“Padre…. Stringo alle tue ginocchia, come un supplice ramo di olivo, il mio corpo, il corpo che lei ha generato per te. Non mandarmi a morire, così giovane: è bella la luce del sole, non costringermi a scendere nel mondo delle tenebre. Per prima ti ho chiamato padre e tu mi hai chiamato figlia, per prima, arrampicata sulle tue ginocchia, ti ho fatto tenere carezze e tu me le hai contraccambiate. E mi parlavi così: «Ti vedrò vivere felice, figlia mia, e fiorire in modo degno di me nella casa del tuo sposo?». Io, avvinghiata al tuo collo che ora sfioro con le mani, replicavo: «Cosa farò io per te? Ti accoglierò vecchio nella mia casa come caro ospite, in cambio della fatica che ti sei dato per allevarmi?». Io mi ricordo dei tuoi discorsi, ma tu li hai dimenticati e vuoi uccidermi”. (Ifigenia in Aulide, vv.1220-1232)
È il corpo il protagonista delle parole che questa figlia rivolge al padre, metaforicamente indicato col ramo di ulivo che reggevano i supplici nel rito, ma anche un corpo come virgulto giovanissimo che si avvinghia ad una figura adulta per crescere. Corpo di padre presente nelle ginocchia, su cui lei piccolina gioca serena, nelle tenere carezze reciproche (si noti come qui il termine carezze sia lo stesso che traduce più ampiamente grazia, bellezza, beneficio, amorevolezza…), anticamere di amorevoli promesse. Il padre si augurava, con uno stilema fisso, di vederla un domani sposa felice in un luogo degno del suo casato, e lei come figlia “che per prima lo aveva chiamato padre”, in quanto primogenita, assicurava il doveroso onore di prendersi cura del proprio genitore in vecchiaia. E se allora le manine della bimba si aggrappavano al collo del padre, come non essere consapevoli che Ifigenia anche ora sa sfiorare il suo collo, col gesto di implorazione dei condannati? Eppure quel momento di amore vissuto nell’infanzia per lei è stato vero e fondante, per essere poi quella vergine, pronta alle nozze, che era arrivata felice in Aulide.

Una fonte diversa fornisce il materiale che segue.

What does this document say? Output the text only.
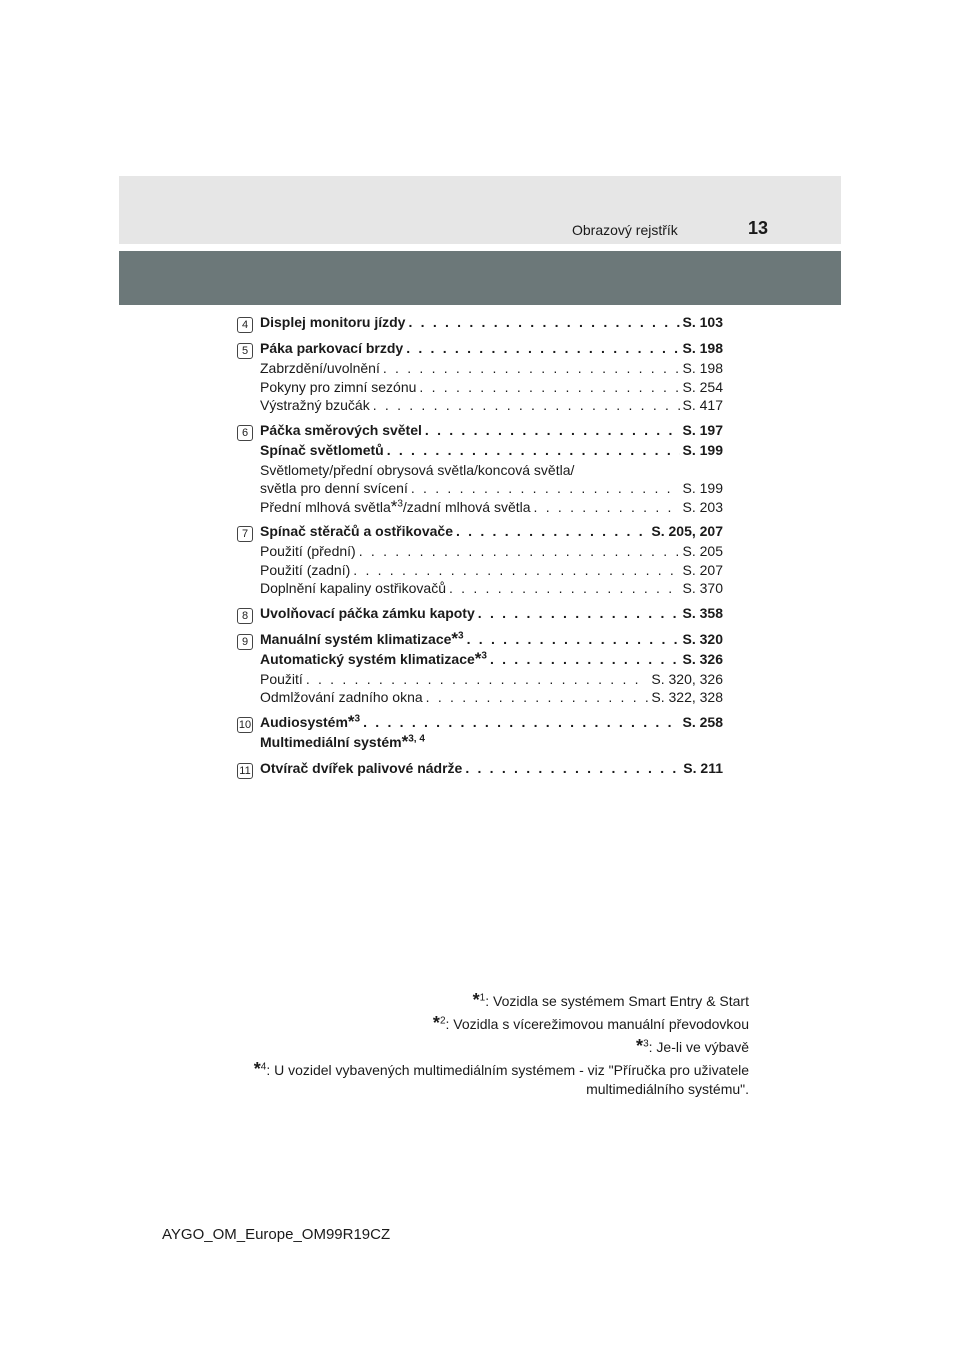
Obrazový rejstřík	13
4 Displej monitoru jízdy . . .	S. 103
5 Páka parkovací brzdy . . .	S. 198
Zabrzdění/uvolnění . . .	S. 198
Pokyny pro zimní sezónu . . .	S. 254
Výstražný bzučák . . .	S. 417
6 Páčka směrových světel . . .	S. 197
Spínač světlometů . . .	S. 199
Světlomety/přední obrysová světla/koncová světla/
světla pro denní svícení . . .	S. 199
Přední mlhová světla*$^3$/zadní mlhová světla . . .	S. 203
7 Spínač stěračů a ostřikovače . . .	S. 205, 207
Použití (přední) . . .	S. 205
Použití (zadní) . . .	S. 207
Doplnění kapaliny ostřikovačů . . .	S. 370
8 Uvolňovací páčka zámku kapoty . . .	S. 358
9 Manuální systém klimatizace*$^3$ . . .	S. 320
Automatický systém klimatizace*$^3$ . . .	S. 326
Použití . . .	S. 320, 326
Odmlžování zadního okna . . .	S. 322, 328
10 Audiosystém*$^3$ . . .	S. 258
Multimediální systém*$^{3, 4}$
11 Otvírač dvířek palivové nádrže . . .	S. 211
*$^1$: Vozidla se systémem Smart Entry & Start
*$^2$: Vozidla s vícerežimovou manuální převodovkou
*$^3$: Je-li ve výbavě
*$^4$: U vozidel vybavených multimediálním systémem - viz "Příručka pro uživatele
multimediálního systému".
AYGO_OM_Europe_OM99R19CZ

È forse in quell’amore, compreso bene in un contatto pieno sulle ginocchia del padre, tra manine che giocano con un collo robusto e ginocchia come sgabello sicuro, è in quel luogo che Ifigenia aveva imparato che lei stessa poteva far dono di sé autosacrificandosi? Sappiamo che Ifigenia non sarà capace solo di questo, ma la sua è, anche dopo, la storia di una donna forte e salda nella sua identità, quando, portata in Tauride da Artemide stessa, dovrà occuparsi di cruenti sacrifici e sarà in grado di evitare, grazie al riconoscimento del fratello Oreste, che anche lui venga ucciso come vittima alla dea. Esperta di sacrificio, dunque, Ifigenia!
Mi piace pensarla, ora, come colei che porta quello che ha saputo costruire in sé, calandolo in una vita piena, per offrire il compimento del proprio dono: un’ infanzia luminosa, gioco sicuro e chiaro di un amore fondativo, luce perenne nei meandri confusi di una vita.